On top of the sector’s wants and needs are government and community expectations, region-based and city needs, political sentiment, and a broad range of other considerations that are historical, contemporary and future-focused. It should be clear why an international education strategy can provoke strong and varied responses. As Honeywood observes, somebody will be disappointed.
“If you go back to our October 2024 blueprint, there's absolutely aspects in the new strategy there and there are things we haven't secured,” Arrowsmith notes. “It's always a negotiation.”
While strategies can be disappointing, Arrowsmith argues that the sector should try to look on the bright.

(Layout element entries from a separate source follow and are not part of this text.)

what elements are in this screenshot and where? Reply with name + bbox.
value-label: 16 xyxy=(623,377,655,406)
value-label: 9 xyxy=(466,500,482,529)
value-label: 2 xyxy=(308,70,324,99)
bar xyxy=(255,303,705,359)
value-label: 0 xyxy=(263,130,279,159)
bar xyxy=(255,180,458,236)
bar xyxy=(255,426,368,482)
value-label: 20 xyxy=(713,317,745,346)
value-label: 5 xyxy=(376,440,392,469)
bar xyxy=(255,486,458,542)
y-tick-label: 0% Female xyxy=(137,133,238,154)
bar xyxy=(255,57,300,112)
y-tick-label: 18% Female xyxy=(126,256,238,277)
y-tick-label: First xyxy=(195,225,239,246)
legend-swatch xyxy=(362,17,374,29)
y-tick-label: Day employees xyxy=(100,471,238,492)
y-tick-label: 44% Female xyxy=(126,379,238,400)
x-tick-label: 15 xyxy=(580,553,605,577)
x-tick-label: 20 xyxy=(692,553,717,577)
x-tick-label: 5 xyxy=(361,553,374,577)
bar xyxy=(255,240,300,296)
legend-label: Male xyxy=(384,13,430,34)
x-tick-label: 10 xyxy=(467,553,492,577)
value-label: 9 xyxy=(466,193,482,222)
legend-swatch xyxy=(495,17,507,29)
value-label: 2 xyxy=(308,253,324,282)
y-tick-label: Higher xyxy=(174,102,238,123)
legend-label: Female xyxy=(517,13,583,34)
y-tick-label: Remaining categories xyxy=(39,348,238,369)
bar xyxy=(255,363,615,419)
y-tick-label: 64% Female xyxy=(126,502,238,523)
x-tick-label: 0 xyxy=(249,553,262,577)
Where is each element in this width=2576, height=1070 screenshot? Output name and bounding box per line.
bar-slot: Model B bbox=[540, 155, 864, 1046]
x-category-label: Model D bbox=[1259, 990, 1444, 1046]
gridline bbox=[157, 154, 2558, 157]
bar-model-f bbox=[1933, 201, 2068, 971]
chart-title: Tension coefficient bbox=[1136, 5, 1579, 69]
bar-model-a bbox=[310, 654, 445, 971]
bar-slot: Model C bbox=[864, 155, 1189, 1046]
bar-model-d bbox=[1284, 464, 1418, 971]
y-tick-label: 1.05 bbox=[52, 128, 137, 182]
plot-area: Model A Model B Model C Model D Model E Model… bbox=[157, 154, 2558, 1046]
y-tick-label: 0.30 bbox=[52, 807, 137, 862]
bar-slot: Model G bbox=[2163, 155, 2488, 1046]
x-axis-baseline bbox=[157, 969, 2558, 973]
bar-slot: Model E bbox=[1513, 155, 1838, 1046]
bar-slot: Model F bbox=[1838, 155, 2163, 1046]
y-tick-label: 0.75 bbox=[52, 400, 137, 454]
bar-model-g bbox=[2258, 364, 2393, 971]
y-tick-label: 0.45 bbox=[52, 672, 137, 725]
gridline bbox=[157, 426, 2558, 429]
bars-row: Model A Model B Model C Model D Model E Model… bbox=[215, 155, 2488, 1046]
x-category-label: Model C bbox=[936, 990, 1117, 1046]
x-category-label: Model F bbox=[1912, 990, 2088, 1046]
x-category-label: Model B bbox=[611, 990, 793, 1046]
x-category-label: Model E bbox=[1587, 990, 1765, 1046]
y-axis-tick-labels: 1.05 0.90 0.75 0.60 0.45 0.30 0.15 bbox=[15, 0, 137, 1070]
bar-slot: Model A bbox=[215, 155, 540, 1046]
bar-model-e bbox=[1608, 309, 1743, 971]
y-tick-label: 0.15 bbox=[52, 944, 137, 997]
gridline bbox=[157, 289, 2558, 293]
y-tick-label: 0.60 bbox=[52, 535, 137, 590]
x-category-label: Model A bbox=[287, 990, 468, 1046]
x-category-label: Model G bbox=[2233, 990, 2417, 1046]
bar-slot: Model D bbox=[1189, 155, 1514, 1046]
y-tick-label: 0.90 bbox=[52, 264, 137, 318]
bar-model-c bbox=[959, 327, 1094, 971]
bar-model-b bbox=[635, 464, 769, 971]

“I think that's sometimes we have to recognise, as a sector, that it probably would have been very, very easy for the government not to have had an international education strategy, given the number of compromises and the complexity of the discussions it means having,” he says.
“I think we can maybe be a bit guilty of wanting the perfect thing and not recognising that what we've got is a good platform and it's something that we can use. And I think that's the key point, our response to the strategy.”